A three-kilometer-long (1.8-mile) cycling and pedestrian tunnel has been blasted through the base of Løvstakken mountain and its makers say it’s the longest purpose-built tunnel of its kind.
Fyllingsdalstunnelen, as it’s known, opened on April 15 with a family day of sporting activities, following four years of construction that began in February 2019. The state-funded mega-project cost close to $29 million, or 300 million Norwegian kroner.
“We Norwegians are usually modest people,” Camilla Einarsen Heggernes, a spokesperson for rail company Bybanen Utbygging, tells CNN, “But in this instance we would say that the tunnel is 100% state of the art.”

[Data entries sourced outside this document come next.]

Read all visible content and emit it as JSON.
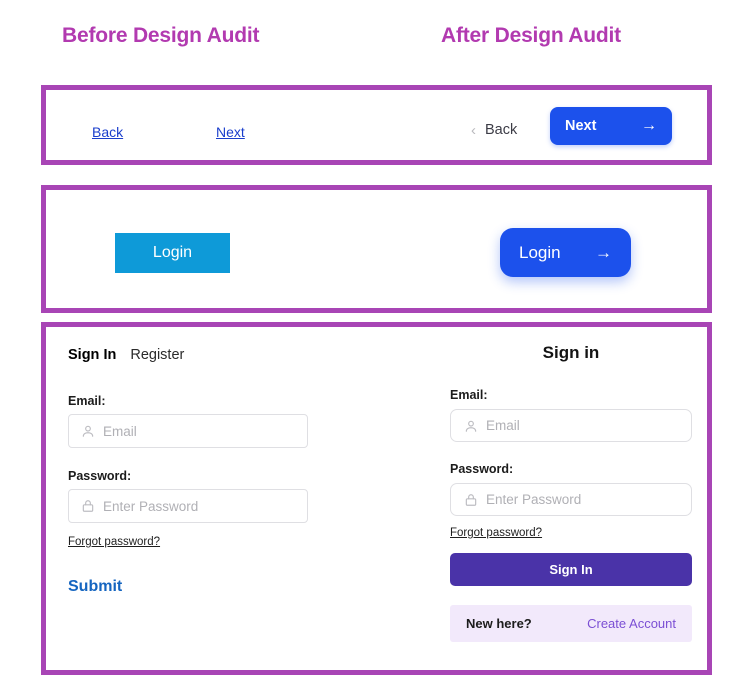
{
  "headings": {
    "before": "Before Design Audit",
    "after": "After Design Audit"
  },
  "colors": {
    "panel_border": "#a845b5",
    "heading_purple": "#b23ab0",
    "primary_blue": "#1c51ec",
    "old_cyan": "#0e9ad8",
    "old_link_blue": "#1a3ecc",
    "submit_blue": "#1565c0",
    "signin_purple": "#4a33a8",
    "newhere_bg": "#f2e9fb",
    "create_account_purple": "#7b4fd4"
  },
  "nav_panel": {
    "before": {
      "back_link": "Back",
      "next_link": "Next"
    },
    "after": {
      "back_label": "Back",
      "back_chevron": "‹",
      "next_label": "Next",
      "next_arrow": "→"
    }
  },
  "login_panel": {
    "before": {
      "login_label": "Login"
    },
    "after": {
      "login_label": "Login",
      "arrow": "→"
    }
  },
  "form_panel": {
    "before": {
      "tab_signin": "Sign In",
      "tab_register": "Register",
      "email_label": "Email:",
      "email_placeholder": "Email",
      "password_label": "Password:",
      "password_placeholder": "Enter Password",
      "forgot_password": "Forgot password?",
      "submit_label": "Submit"
    },
    "after": {
      "title": "Sign in",
      "email_label": "Email:",
      "email_placeholder": "Email",
      "password_label": "Password:",
      "password_placeholder": "Enter Password",
      "forgot_password": "Forgot password?",
      "signin_button": "Sign In",
      "new_here": "New here?",
      "create_account": "Create Account"
    }
  }
}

It takes a little under 10 minutes to whizz through the tunnel by bike and around 40 if strolling by foot. To break up the monotony of the windowless tunnel, there are a variety of art installations throughout, as well as different colors and lighting to help users place where they are on the journey and offer a sense of direction.

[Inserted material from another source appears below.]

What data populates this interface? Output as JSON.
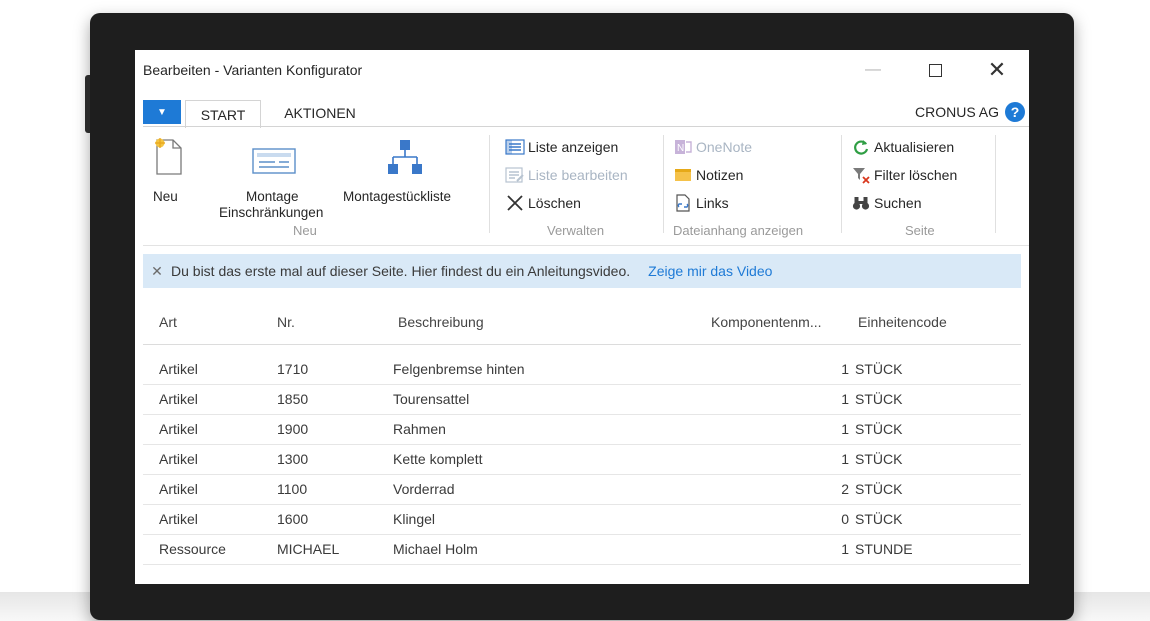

At the center point is a “sundial” installation – where the sun definitely will never shine – which shows the time of day, again helping to orientate visitors and also to break up the otherwise long line of sight. The tunnel is otherwise perfectly straight, apart from slight curvatures at entrance and exit.
If you’re wondering how cyclists and pedestrians can use the same space, there are two lanes in the tunnel: a 3.5-meter wide bike lane and a 2.5-meter-wide lane for walkers and runners. “We have laid down a blue rubber flooring throughout the tunnel, similar to an athletic track, explains Einarsen Heggernes. “This makes it more pleasant to use than if one would just walk on asphalt.”

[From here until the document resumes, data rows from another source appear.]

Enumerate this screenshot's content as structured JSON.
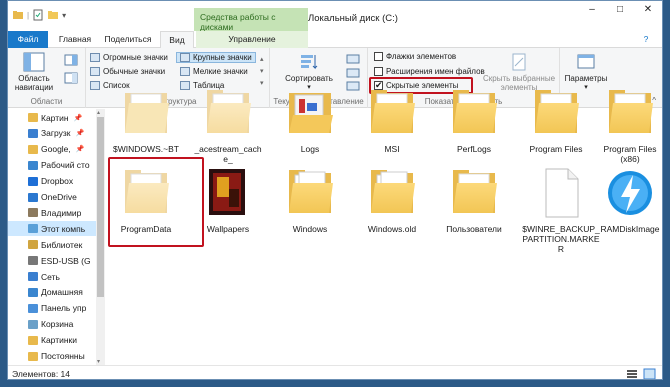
{
  "window": {
    "title": "Локальный диск (C:)",
    "context_tab_title": "Средства работы с дисками"
  },
  "tabs": {
    "file": "Файл",
    "home": "Главная",
    "share": "Поделиться",
    "view": "Вид",
    "manage": "Управление"
  },
  "ribbon": {
    "panes": {
      "nav_pane_line1": "Область",
      "nav_pane_line2": "навигации",
      "label": "Области"
    },
    "structure": {
      "label": "Структура",
      "items": {
        "huge": "Огромные значки",
        "large": "Крупные значки",
        "normal": "Обычные значки",
        "small": "Мелкие значки",
        "list": "Список",
        "table": "Таблица"
      }
    },
    "current_view": {
      "sort": "Сортировать",
      "label": "Текущее представление"
    },
    "show_hide": {
      "checkbox_items": "Флажки элементов",
      "extensions": "Расширения имен файлов",
      "hidden": "Скрытые элементы",
      "hide_selected_line1": "Скрыть выбранные",
      "hide_selected_line2": "элементы",
      "label": "Показать или скрыть"
    },
    "options": {
      "label": "Параметры"
    }
  },
  "nav": [
    {
      "label": "Картин",
      "pin": true,
      "color": "#e8b94c"
    },
    {
      "label": "Загрузк",
      "pin": true,
      "color": "#3a7fd0"
    },
    {
      "label": "Google,",
      "pin": true,
      "color": "#e8b94c"
    },
    {
      "label": "Рабочий сто",
      "pin": false,
      "color": "#3a86cf"
    },
    {
      "label": "Dropbox",
      "pin": false,
      "color": "#1e6fd6"
    },
    {
      "label": "OneDrive",
      "pin": false,
      "color": "#2b78d0"
    },
    {
      "label": "Владимир",
      "pin": false,
      "color": "#8c7a5e"
    },
    {
      "label": "Этот компь",
      "pin": false,
      "color": "#5aa0d8"
    },
    {
      "label": "Библиотек",
      "pin": false,
      "color": "#d0a540"
    },
    {
      "label": "ESD-USB (G",
      "pin": false,
      "color": "#777777"
    },
    {
      "label": "Сеть",
      "pin": false,
      "color": "#3a7fd0"
    },
    {
      "label": "Домашняя",
      "pin": false,
      "color": "#3a86cf"
    },
    {
      "label": "Панель упр",
      "pin": false,
      "color": "#4a90d9"
    },
    {
      "label": "Корзина",
      "pin": false,
      "color": "#6aa0c8"
    },
    {
      "label": "Картинки",
      "pin": false,
      "color": "#e8b94c"
    },
    {
      "label": "Постоянны",
      "pin": false,
      "color": "#e8b94c"
    }
  ],
  "files_row1": [
    {
      "name": "$WINDOWS.~BT"
    },
    {
      "name": "_acestream_cache_"
    },
    {
      "name": "Logs"
    },
    {
      "name": "MSI"
    },
    {
      "name": "PerfLogs"
    },
    {
      "name": "Program Files"
    },
    {
      "name": "Program Files (x86)"
    }
  ],
  "files_row2": [
    {
      "name": "ProgramData",
      "kind": "folder-light"
    },
    {
      "name": "Wallpapers",
      "kind": "image"
    },
    {
      "name": "Windows",
      "kind": "folder-docs"
    },
    {
      "name": "Windows.old",
      "kind": "folder-docs"
    },
    {
      "name": "Пользователи",
      "kind": "folder"
    },
    {
      "name": "$WINRE_BACKUP_PARTITION.MARKER",
      "kind": "file"
    },
    {
      "name": "RAMDiskImage",
      "kind": "app"
    }
  ],
  "status": {
    "count_text": "Элементов: 14"
  },
  "colors": {
    "accent": "#1979ca",
    "highlight_box": "#c1121f",
    "context_tab": "#c5e3b5"
  }
}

The new tunnel came about as a byproduct of Bergen’s second Bybanen tram line, which opened in November 2022. The tram line through the mountain required a parallel evacuation tunnel, so the developers decided to make the new tunnel multipurpose.
Bergen is Norway’s second-largest city and the port city is linked to Oslo, the Norwegian capital, by the 496-kilometer Bergensbanen railway line. This stunning rail journey crosses Europe’s largest high mountain plateau, the Hardangervidda, and its snow-clad vistas were the backdrop for the battle scenes in the “Star Wars” sequel “The Empire Strikes Back.”
While the Fyllingsdalstunnelen is pitching itself as the world’s longest purpose-built cycle tunnel, the reason for that caveat is the 3.6-kilometer-long Snoqualmie Tunnel in Washington, just east of Seattle. This former train tunnel is now a passageway for cyclists, runners and walkers and is part of the 250-mile Palouse to Cascades State Park Trail.
Six European cities made it in CNN Travel’s recent roundup of 10 of the world’s most bike-friendly cities. Copenhagen has 385 kilometers of bike lanes, having introduced its first one way back in 1892. Strasbourg in France has around 6,000 bikes available at self-service stations 24/7 which tourists can use. And the Swiss capital of Bern has a exhilarating downhill trail for riders who feel the need for speed. The best bit is that cyclists can get a funicular up to the top then ride down – no uphill struggle.